Equipment operates on a star system, with a crafting system available to give weapons and armor stat boosts. The star system goes from one up to ten stars, increasing based on the location the player is in. Since equipment can be purchased at shops and is easily found scattered throughout the world, keeping up doesn’t feel like a chore. The crafting system uses items to upgrade equipment, which, like skills, can only be upgraded a maximum of twice.
The crafting system lets players place crystals in their equipment, which have two slots each. Each one offers numerous types of benefits. Crystals that provide the same benefit can be fused together to strengthen their effects, but doing so increases its size. This causes it to take up more slots. For crystals that are larger, players need to upgrade their equipment, as each upgrade adds one more crystal slot.
Each character also possesses an accessory slot. There are a ton of different accessories, and each one does something different. Some give stat boosts, some grant effects in much the same vein as crystals, and a handful do both. Accessories are pretty plentiful, which makes sense given the wide array of advantages they can provide.
The last major element of the equipment system is the class emblem. These are special pieces of equipment that, while few and far between, give big stat buffs and provide unique skills to the character who equips them. Class emblems are small in number and can be difficult to find, let alone earn, but each one provides a laundry list of different benefits. They shouldn’t be ignored.
Having the right equipment and utilizing the crafting system are the biggest factors in the game’s power creep. Equipment and crystals are easy to find scattered throughout the world though, and there’s a good number of weapon and armor shops. So battles mostly seem difficult as a result of needing to take a different approach (or maybe just land a lucky crit or two). For some of the trickier fights, upgrading my gear and reworking my equipped crystals, accessories, and class emblems tended to make a major difference.

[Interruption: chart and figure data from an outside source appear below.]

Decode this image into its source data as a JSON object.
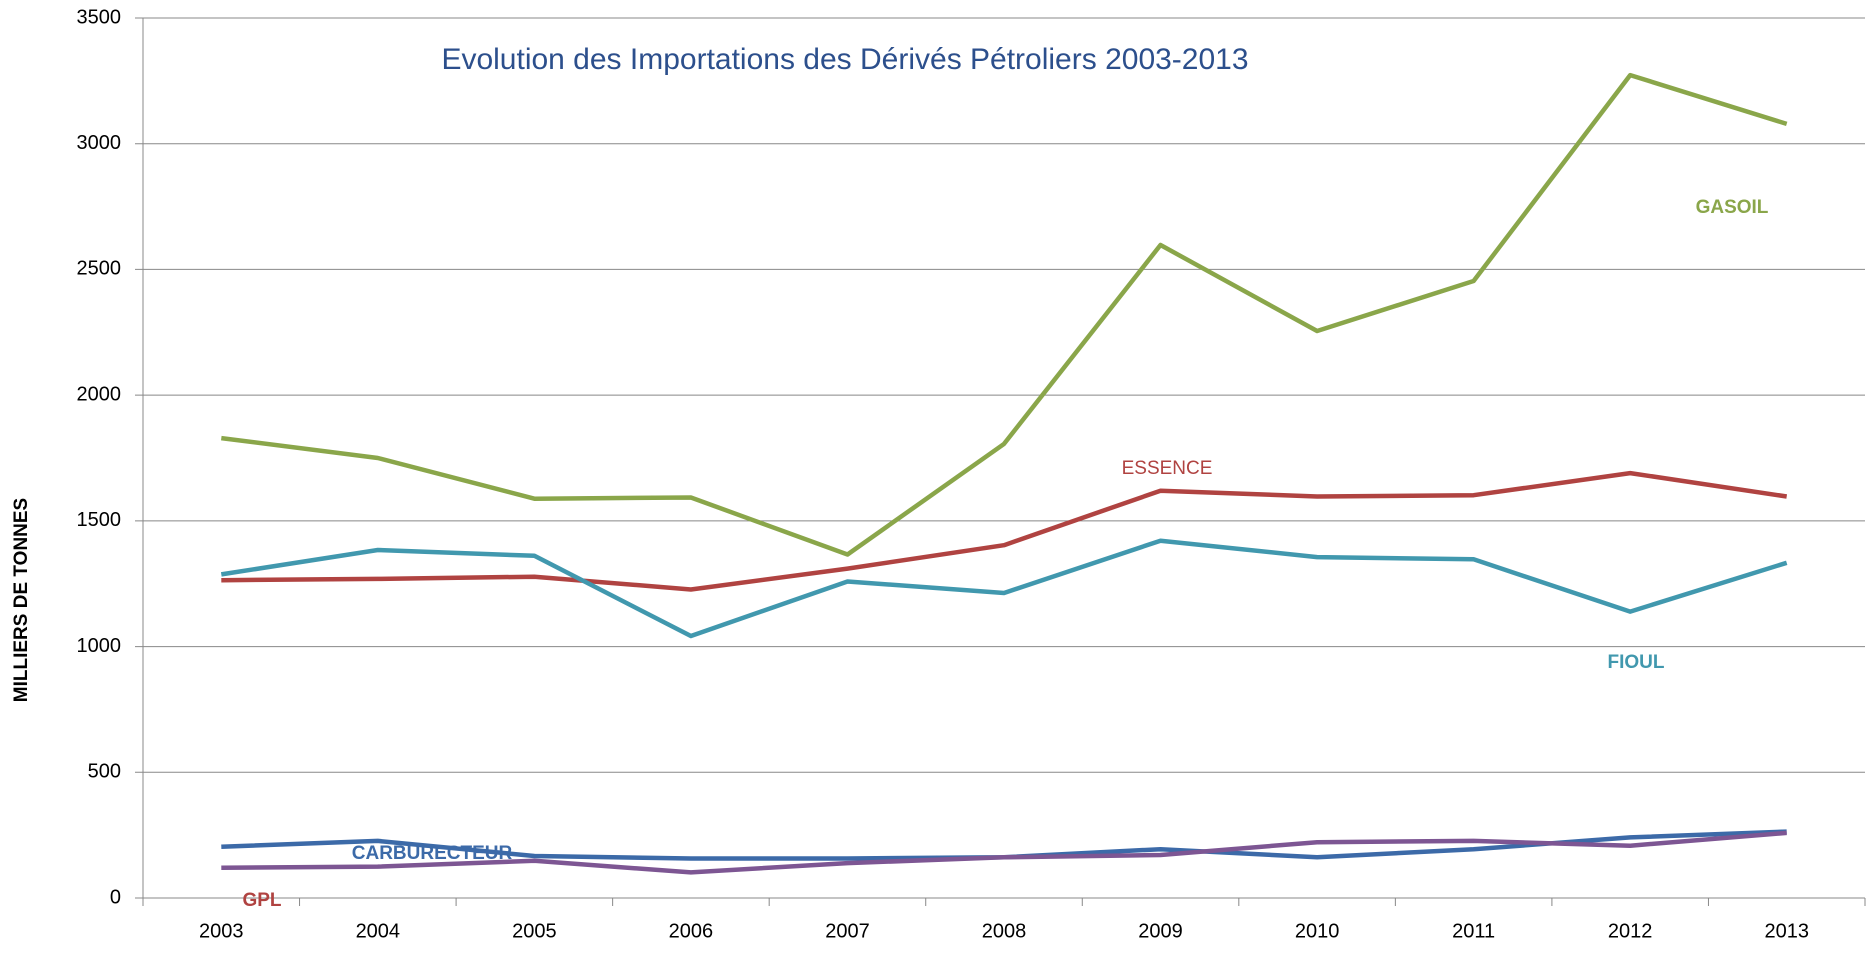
{
  "chart_data": {
    "type": "line",
    "title": "Evolution des Importations des Dérivés Pétroliers 2003-2013",
    "y_label": "MILLIERS DE TONNES",
    "categories": [
      "2003",
      "2004",
      "2005",
      "2006",
      "2007",
      "2008",
      "2009",
      "2010",
      "2011",
      "2012",
      "2013"
    ],
    "series": [
      {
        "name": "GASOIL",
        "color": "#8aa64a",
        "values": [
          1829,
          1750,
          1588,
          1593,
          1366,
          1806,
          2597,
          2255,
          2454,
          3273,
          3079
        ]
      },
      {
        "name": "ESSENCE",
        "color": "#b04341",
        "values": [
          1264,
          1269,
          1278,
          1227,
          1310,
          1403,
          1620,
          1597,
          1602,
          1690,
          1597
        ]
      },
      {
        "name": "FIOUL",
        "color": "#4198ae",
        "values": [
          1287,
          1384,
          1361,
          1042,
          1259,
          1213,
          1421,
          1356,
          1347,
          1139,
          1333
        ]
      },
      {
        "name": "CARBURECTEUR",
        "color": "#3c6aa8",
        "values": [
          204,
          227,
          167,
          157,
          157,
          162,
          194,
          162,
          194,
          241,
          264
        ]
      },
      {
        "name": "GPL",
        "color": "#7d5693",
        "values": [
          120,
          125,
          148,
          102,
          139,
          162,
          171,
          222,
          227,
          208,
          259
        ]
      }
    ],
    "ylim": [
      0,
      3500
    ],
    "yticks": [
      0,
      500,
      1000,
      1500,
      2000,
      2500,
      3000,
      3500
    ],
    "grid": true
  }
}
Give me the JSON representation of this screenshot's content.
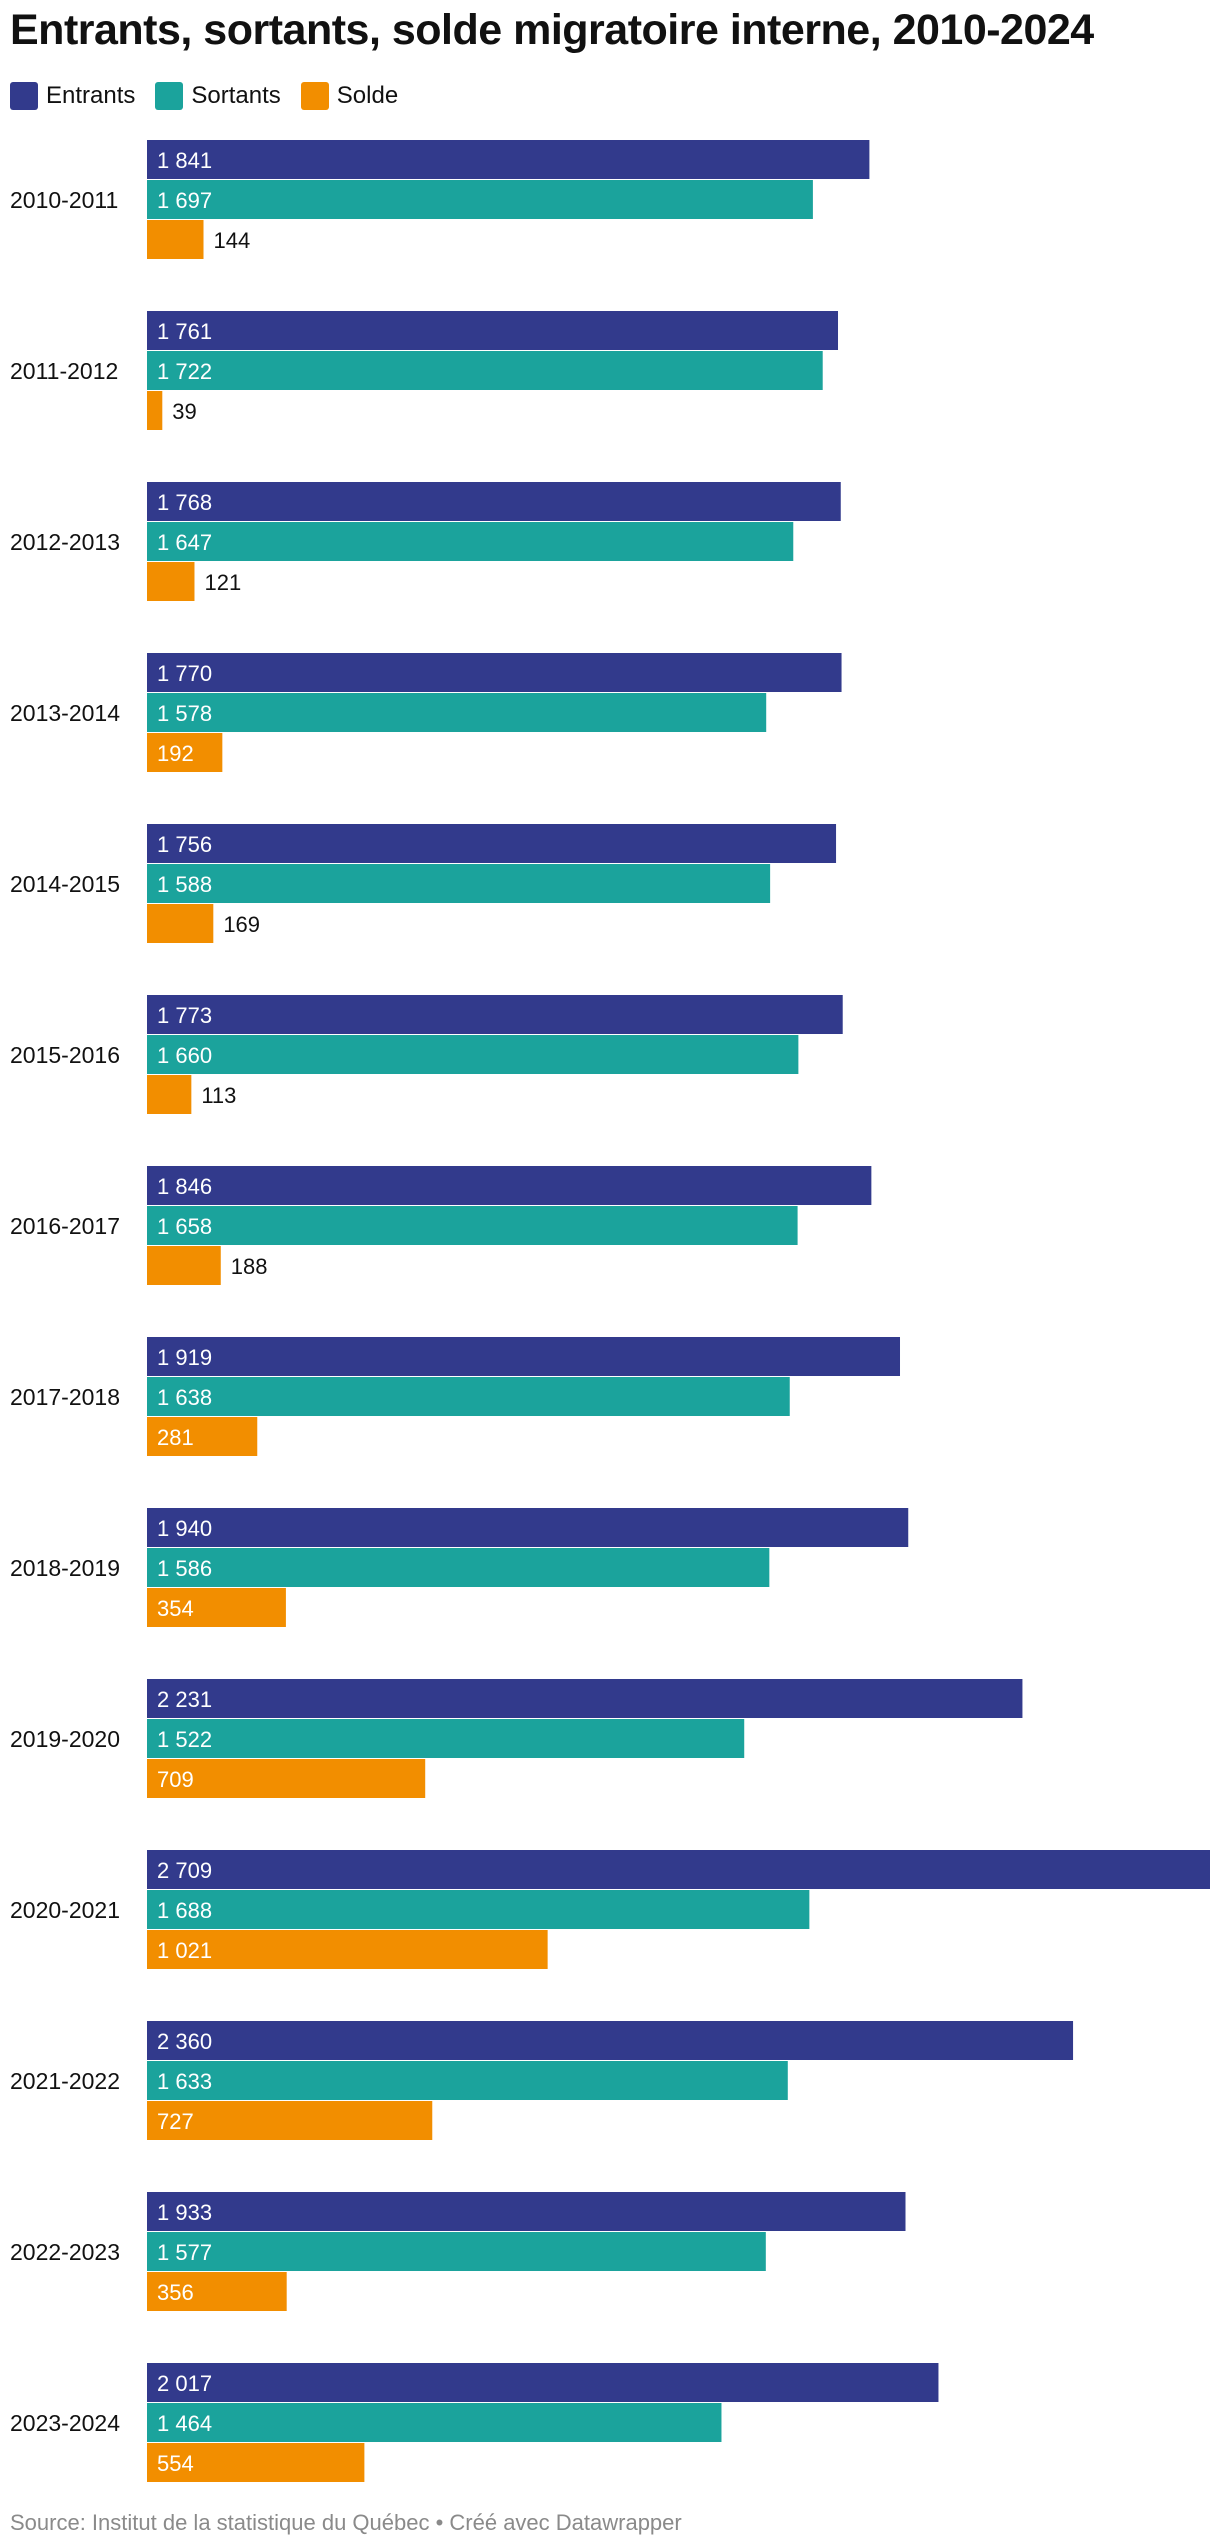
{
  "chart_data": {
    "type": "bar",
    "orientation": "horizontal",
    "title": "Entrants, sortants, solde migratoire interne, 2010-2024",
    "categories": [
      "2010-2011",
      "2011-2012",
      "2012-2013",
      "2013-2014",
      "2014-2015",
      "2015-2016",
      "2016-2017",
      "2017-2018",
      "2018-2019",
      "2019-2020",
      "2020-2021",
      "2021-2022",
      "2022-2023",
      "2023-2024"
    ],
    "series": [
      {
        "name": "Entrants",
        "color": "#323a8c",
        "values": [
          1841,
          1761,
          1768,
          1770,
          1756,
          1773,
          1846,
          1919,
          1940,
          2231,
          2709,
          2360,
          1933,
          2017
        ],
        "labels": [
          "1 841",
          "1 761",
          "1 768",
          "1 770",
          "1 756",
          "1 773",
          "1 846",
          "1 919",
          "1 940",
          "2 231",
          "2 709",
          "2 360",
          "1 933",
          "2 017"
        ]
      },
      {
        "name": "Sortants",
        "color": "#1ba39c",
        "values": [
          1697,
          1722,
          1647,
          1578,
          1588,
          1660,
          1658,
          1638,
          1586,
          1522,
          1688,
          1633,
          1577,
          1464
        ],
        "labels": [
          "1 697",
          "1 722",
          "1 647",
          "1 578",
          "1 588",
          "1 660",
          "1 658",
          "1 638",
          "1 586",
          "1 522",
          "1 688",
          "1 633",
          "1 577",
          "1 464"
        ]
      },
      {
        "name": "Solde",
        "color": "#f28e00",
        "values": [
          144,
          39,
          121,
          192,
          169,
          113,
          188,
          281,
          354,
          709,
          1021,
          727,
          356,
          554
        ],
        "labels": [
          "144",
          "39",
          "121",
          "192",
          "169",
          "113",
          "188",
          "281",
          "354",
          "709",
          "1 021",
          "727",
          "356",
          "554"
        ]
      }
    ],
    "xlim": [
      0,
      2709
    ],
    "legend": "top-left",
    "grid": false
  },
  "source": "Source: Institut de la statistique du Québec • Créé avec Datawrapper"
}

At the end of the day, Chained Echoes looks, sounds, and feels good. The 16-bit art looks great and lends itself to a game of this style, the soundtrack is absolutely beautiful, and the game’s exploration and combat systems flow very smoothly. I had a hard time putting it down, and when I wasn’t playing it, I kept wanting to go back. Naturally, Chained Echoes is not without its flaws—there’s no way to review tutorial screens or lore and battles feel more reliant on luck than skill—but I had a great experience. It wears its SNES-era JRPG influences like badges of honor, while also forging an identity all its own.
Chained Echoes is available now on Nintendo Switch, PlayStation 4, Xbox One, Xbox Series X|S, and PC.